# Power tower differentials

mathelord

## Main Question or Discussion Point

How Does One Find The Differentials Of Power Functions.
Examples Like A[x]^b[x]^c[x]^d[x]........
Where Those Are Functions Of X?
In Cases Where These Functions Are Power Towers Of Another Variable,what Happens?

LeonhardEuler
Gold Member
First, you re-arrange the function:
Suppose the function is
$$u(x)^{b(x)^{...}}$$
Let $w(x)=b(x)^{...}$
The function rearanges to
$$u(x)^{w(x)}=e^{w(x)\ln{u(x)}}$$
By the chain rule, the derivative is
$$e^{w(x)\ln{u(x)}}\cdot \frac{d(w(x)\ln{u(x)})}{dx}$$
$$=u(x)^{w(x)}\cdot [\frac{w(x)u'(x)}{u(x)}+w'(x)\ln{u(x)}]$$
To find w'(x), just apply this method again.

LeonhardEuler said:
First, you re-arrange the function:
Suppose the function is
$$u(x)^{b(x)^{...}}$$
Let $w(x)=b(x)^{...}$
The function rearanges to
$$u(x)^{w(x)}=e^{w(x)\ln{u(x)}}$$
By the chain rule, the derivative is
$$e^{w(x)\ln{u(x)}}\cdot \frac{d(w(x)\ln{u(x)})}{dx}$$
$$=u(x)^{w(x)}\cdot [\frac{w(x)u'(x)}{u(x)}+w'(x)\ln{u(x)}]$$
To find w'(x), just apply this method again.
This is basically the same thing as Euler just said, but explained a bit differently.

You can use something called Logarithmic Differentiation.
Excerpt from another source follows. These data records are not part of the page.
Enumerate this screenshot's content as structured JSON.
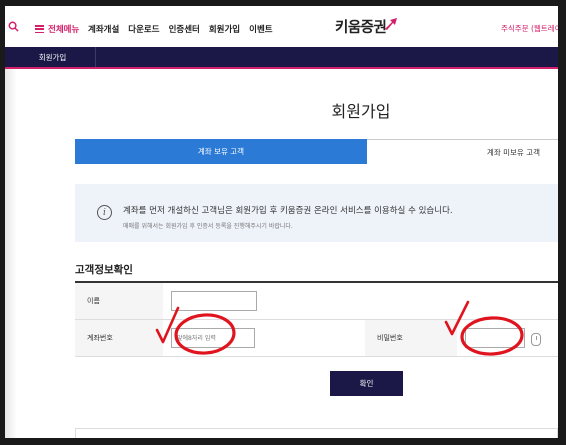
{
  "header": {
    "menu_label": "전체메뉴",
    "nav_items": [
      "계좌개설",
      "다운로드",
      "인증센터",
      "회원가입",
      "이벤트"
    ],
    "logo_text": "키움증권",
    "stock_link": "주식주문 (웹트레이",
    "brand_color": "#d3206a",
    "navy_color": "#1b1747"
  },
  "subnav": {
    "current": "회원가입"
  },
  "page": {
    "title": "회원가입"
  },
  "tabs": [
    {
      "label": "계좌 보유 고객",
      "active": true
    },
    {
      "label": "계좌 미보유 고객",
      "active": false
    }
  ],
  "notice": {
    "main": "계좌를 먼저 개설하신 고객님은 회원가입 후 키움증권 온라인 서비스를 이용하실 수 있습니다.",
    "sub": "매매를 위해서는 회원가입 후 인증서 등록을 진행해주시기 바랍니다."
  },
  "form": {
    "section_title": "고객정보확인",
    "name_label": "이름",
    "name_value": "",
    "account_label": "계좌번호",
    "account_placeholder": "앞에8자리 입력",
    "password_label": "비밀번호",
    "password_value": ""
  },
  "actions": {
    "confirm": "확인"
  },
  "icons": [
    "search-icon",
    "hamburger-icon",
    "info-icon",
    "keypad-icon"
  ],
  "annotation_color": "#e0141e"
}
I'll show you an example:

$$y=a(x)^{b(x)}\implies\ln{y}=b(x)\ln{a(x)}$$

Now take the derivative of both sides and simplify:

$$\frac{1}{y}\frac{dy}{dx}=b'(x)\ln{a(x)}+\frac{b(x)a'(x)}{a(x)}\implies\frac{dy}{dx}=a(x)^{b(x)}\left(b'(x)\ln{a(x)}+\frac{b(x)a'(x)}{a(x)}\right)$$

mathelord
you mis understood my question,i meant a function raised to another and then another continously till infinity

Then you let the exponent be another function, just like Euler said in his post. Then you can simplify a(x)b(x) using logarithmic differentiation.